More public and private money is spent on sports and multi-purpose facilities than on any other kind of building. And they are used not only to house teams, but also to build the images of franchises, universities and entire cities and regions.
The fastest growing side of HOK’s business is collegiate — aging facilities need facelifts, and increased revenues.
“The collegiate trend in the last 10 years has been to try and jump on the bandwagon with pro football teams and do the same type of things seen in their stadiums — the revenue generating components,” said Nathan Appleman, an architect at HOK Sport.
In Europe, the upcoming World Cup soccer tournament is a driver of the new stadium trend, and it’s growing quickly. When it comes to designing a soccer stadium, there is always that moat component notes HOK’s Sport Project Designer Greg Sherlock.

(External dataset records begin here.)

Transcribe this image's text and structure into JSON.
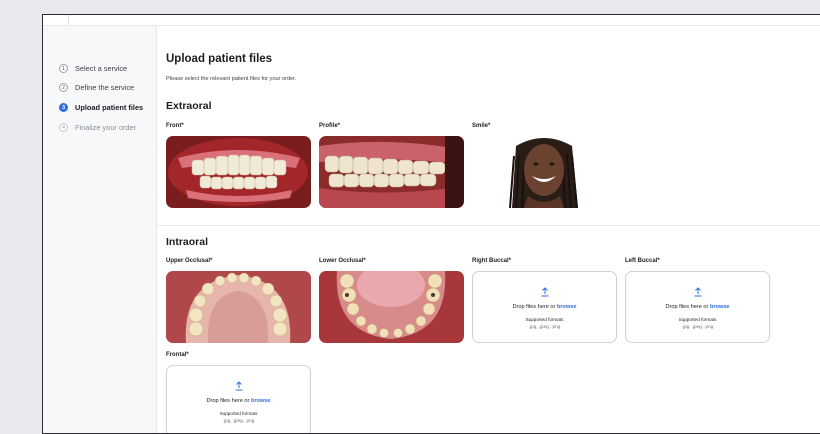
{
  "sidebar": {
    "steps": [
      {
        "number": "1",
        "label": "Select a service",
        "state": "done"
      },
      {
        "number": "2",
        "label": "Define the service",
        "state": "done"
      },
      {
        "number": "3",
        "label": "Upload patient files",
        "state": "active"
      },
      {
        "number": "4",
        "label": "Finalize your order",
        "state": "pending"
      }
    ]
  },
  "main": {
    "title": "Upload patient files",
    "subtitle": "Please select the relevant patient files for your order.",
    "extraoral": {
      "title": "Extraoral",
      "slots": [
        {
          "label": "Front*",
          "state": "uploaded",
          "image": "front-teeth-photo"
        },
        {
          "label": "Profile*",
          "state": "uploaded",
          "image": "profile-teeth-photo"
        },
        {
          "label": "Smile*",
          "state": "uploaded",
          "image": "smile-portrait-photo"
        }
      ]
    },
    "intraoral": {
      "title": "Intraoral",
      "slots": [
        {
          "label": "Upper Occlusal*",
          "state": "uploaded",
          "image": "upper-occlusal-photo"
        },
        {
          "label": "Lower Occlusal*",
          "state": "uploaded",
          "image": "lower-occlusal-photo"
        },
        {
          "label": "Right Buccal*",
          "state": "empty"
        },
        {
          "label": "Left Buccal*",
          "state": "empty"
        },
        {
          "label": "Frontal*",
          "state": "empty"
        }
      ]
    },
    "dropzone": {
      "text": "Drop files here or ",
      "link": "browse",
      "formats_title": "Supported formats",
      "formats": ".jpg, .jpeg, .png",
      "icon": "upload-icon"
    }
  },
  "colors": {
    "accent": "#2f6fe0",
    "border": "#cfd3d8",
    "sidebar_bg": "#f7f8f9"
  }
}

“You really have to get into the minds, or the shoes of the spectators there, because they’re so emphatic about the sport, and they get violent at times,” he said.
There’s no moat at the new HOK designed stadium outside Phoenix, Ariz. But it does have one of the most unique fields ever built ... on tracks. It’s a honest to goodness natural grass field that spends its weekdays outside growing, and on game day it’s wheeled into place, striped and used for the game. Post-game, the field slides out again and the grass happily grows and is green all year.